Governor Asa Hutchinson approved both steps, proposed by the state plant board, and forwarded them the legislative council last week for a final decision. Complaints about dicamba damage have skyrocketed this year, confounding hopes an EPA-approved lower-volatility formulation of the herbicide would stop the chemical from drifting onto neighboring fields. In response, the plant board is calling for a 120-day ban on dicamba, with an exception for pastures.
Growers are adopting GE strains of cotton and soybeans that tolerate doses of dicamba to battle so-called pigweed that is developing resistance to other weedkillers. Last year, the seeds were available, but no versions of dicamba were cleared for use on row crops.
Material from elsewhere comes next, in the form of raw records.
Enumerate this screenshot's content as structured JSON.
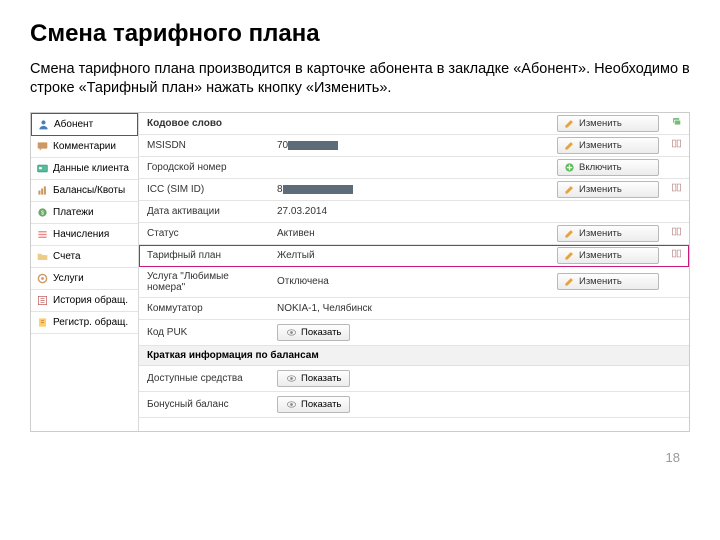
{
  "title": "Смена тарифного плана",
  "description": "Смена тарифного плана производится в карточке абонента в закладке «Абонент». Необходимо в строке «Тарифный план» нажать кнопку «Изменить».",
  "sidebar": {
    "items": [
      {
        "label": "Абонент",
        "icon": "person",
        "active": true
      },
      {
        "label": "Комментарии",
        "icon": "comment"
      },
      {
        "label": "Данные клиента",
        "icon": "card"
      },
      {
        "label": "Балансы/Квоты",
        "icon": "balance"
      },
      {
        "label": "Платежи",
        "icon": "payment"
      },
      {
        "label": "Начисления",
        "icon": "list"
      },
      {
        "label": "Счета",
        "icon": "folder"
      },
      {
        "label": "Услуги",
        "icon": "service"
      },
      {
        "label": "История обращ.",
        "icon": "history"
      },
      {
        "label": "Регистр. обращ.",
        "icon": "register"
      }
    ]
  },
  "rows": [
    {
      "label": "Кодовое слово",
      "value": "",
      "action": "Изменить",
      "actionIcon": "edit",
      "extra": "cards",
      "bold": true
    },
    {
      "label": "MSISDN",
      "value": "70",
      "redacted": true,
      "action": "Изменить",
      "actionIcon": "edit",
      "extra": "book"
    },
    {
      "label": "Городской номер",
      "value": "",
      "action": "Включить",
      "actionIcon": "add"
    },
    {
      "label": "ICC (SIM ID)",
      "value": "8",
      "redacted2": true,
      "action": "Изменить",
      "actionIcon": "edit",
      "extra": "book"
    },
    {
      "label": "Дата активации",
      "value": "27.03.2014"
    },
    {
      "label": "Статус",
      "value": "Активен",
      "action": "Изменить",
      "actionIcon": "edit",
      "extra": "book"
    },
    {
      "label": "Тарифный план",
      "value": "Желтый",
      "action": "Изменить",
      "actionIcon": "edit",
      "extra": "book",
      "highlight": true
    },
    {
      "label": "Услуга \"Любимые номера\"",
      "value": "Отключена",
      "action": "Изменить",
      "actionIcon": "edit"
    },
    {
      "label": "Коммутатор",
      "value": "NOKIA-1, Челябинск"
    },
    {
      "label": "Код PUK",
      "value": "",
      "show": true
    }
  ],
  "section_header": "Краткая информация по балансам",
  "balance_rows": [
    {
      "label": "Доступные средства",
      "show": true
    },
    {
      "label": "Бонусный баланс",
      "show": true
    }
  ],
  "btn_show": "Показать",
  "page_number": "18"
}
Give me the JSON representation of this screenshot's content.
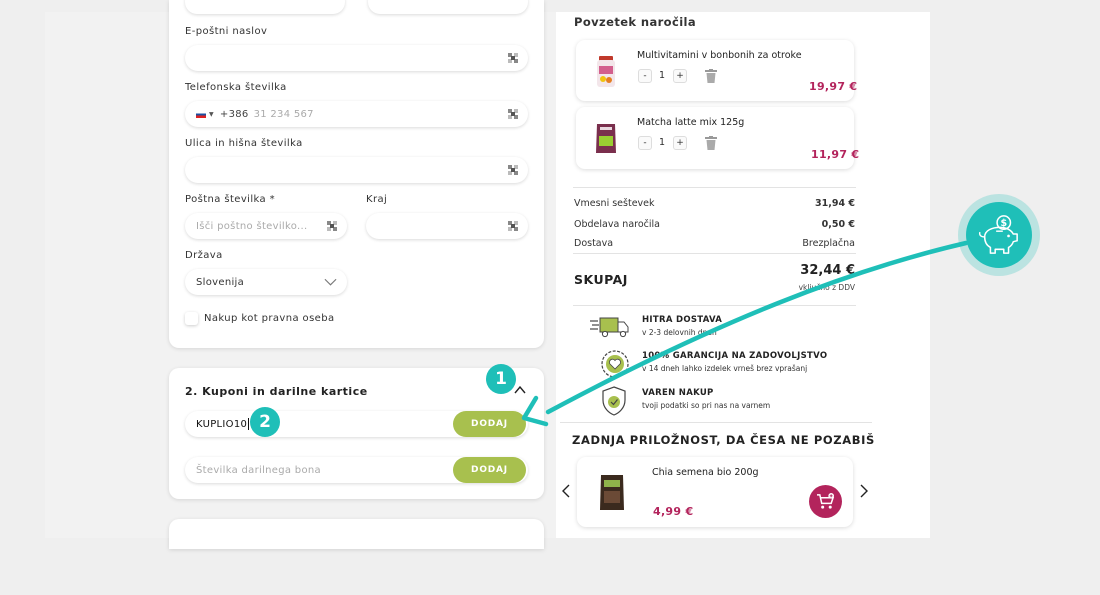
{
  "form": {
    "email_label": "E-poštni naslov",
    "phone_label": "Telefonska številka",
    "phone_prefix": "+386",
    "phone_placeholder": "31 234 567",
    "street_label": "Ulica in hišna številka",
    "postal_label": "Poštna številka *",
    "postal_placeholder": "Išči poštno številko...",
    "city_label": "Kraj",
    "country_label": "Država",
    "country_value": "Slovenija",
    "company_checkbox_label": "Nakup kot pravna oseba"
  },
  "coupons": {
    "title": "2. Kuponi in darilne kartice",
    "coupon_value": "KUPLIO10",
    "add_label": "DODAJ",
    "gift_placeholder": "Številka darilnega bona",
    "gift_add_label": "DODAJ"
  },
  "annotations": {
    "badge_1": "1",
    "badge_2": "2"
  },
  "summary": {
    "title": "Povzetek naročila",
    "items": [
      {
        "name": "Multivitamini v bonbonih za otroke",
        "qty": "1",
        "price": "19,97 €"
      },
      {
        "name": "Matcha latte mix 125g",
        "qty": "1",
        "price": "11,97 €"
      }
    ],
    "subtotal_label": "Vmesni seštevek",
    "subtotal_value": "31,94 €",
    "handling_label": "Obdelava naročila",
    "handling_value": "0,50 €",
    "shipping_label": "Dostava",
    "shipping_value": "Brezplačna",
    "total_label": "SKUPAJ",
    "total_value": "32,44 €",
    "vat_note": "vključno z DDV"
  },
  "benefits": [
    {
      "title": "HITRA DOSTAVA",
      "subtitle": "v 2-3 delovnih dneh"
    },
    {
      "title": "100% GARANCIJA NA ZADOVOLJSTVO",
      "subtitle": "v 14 dneh lahko izdelek vrneš brez vprašanj"
    },
    {
      "title": "VAREN NAKUP",
      "subtitle": "tvoji podatki so pri nas na varnem"
    }
  ],
  "last_chance": {
    "title": "ZADNJA PRILOŽNOST, DA ČESA NE POZABIŠ",
    "product_name": "Chia semena bio 200g",
    "product_price": "4,99 €"
  },
  "colors": {
    "accent_green": "#a8c04e",
    "price_red": "#b3245c",
    "teal": "#1fbfb8"
  }
}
This year, drift-resistant dicamba was approved for use, and complaints of damage are inundating Arkansas agriculture officials.
Farmers in Tennessee, Missouri, and Mississippi also are reporting damage from the weedkiller, said NPR. “The total area of damaged soybean fields could reach 2 million acres.” A Monsanto official said farmers “will find a way to manage” dicamba. “That’s just part of the learning curve.”